FINEARTS-HF Baseline Data Offer Insight into Historic Trial, with Scott Solomon, MD


Scott Solomon, MD, of Brigham and Women's Hospital, discusses how baseline patient characteristics inform what cardiologists might learn from the FINEARTS-HF trial, which he presented at Heart Failure 2023.

Scott Solomon, MD | Credit: Brigham and Women's Hospital

Scott Solomon, MD
Credit: Brigham and Women's Hospital

At the Annual Congress of the Heart Failure Association of the European Society of Cardiology (Heart Failure 2023), the heart failure community were given the latest glimpse into the FINEARTS-HF trial.

A trial examining use of finerenone (Kerendia) in a cohort of patients with heart failure with mildly reduced or preserved ejection fraction, baseline data from the study cohort were presented by Scott Solomon, MD, director of the Clinical Trials Outcomes Center and Edward D. Frohlich Distinguished Chair at Harvard Medical School, which provided members of the community with context into the historic nature of the trial and the cohort.

According to data presented at the meeting, the trial has enrolled 6014 participants.
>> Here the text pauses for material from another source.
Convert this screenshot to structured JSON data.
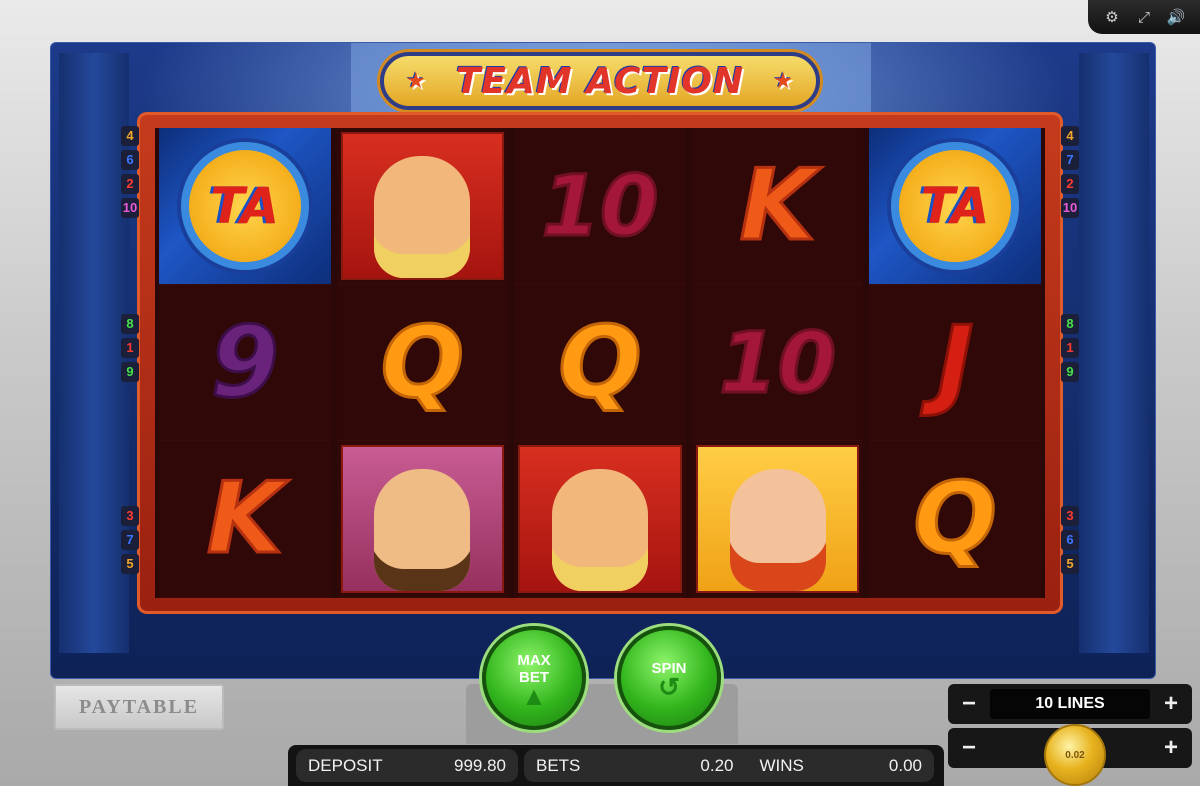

For inclusion in the trial, patients were required to be 40 years go age or older, have a left ventricular ejection fraction equal to or greater than 40%, have a serum potassium level of 5.0 mmol/L or less, and have an eGFR of 25 ml/min/1.72m2 or greater. Investigators pointed out the study population for those with an ejection fraction equal to or greater than 60% was capped at 20%. Of note, patients were excluded if they reported MRA use within 30 days of randomization, had a history of MI or any event that could have reduced ejection fraction within 90 days of randomization, or if they had a systolic blood pressure equal to or exceeding 160 mmHg.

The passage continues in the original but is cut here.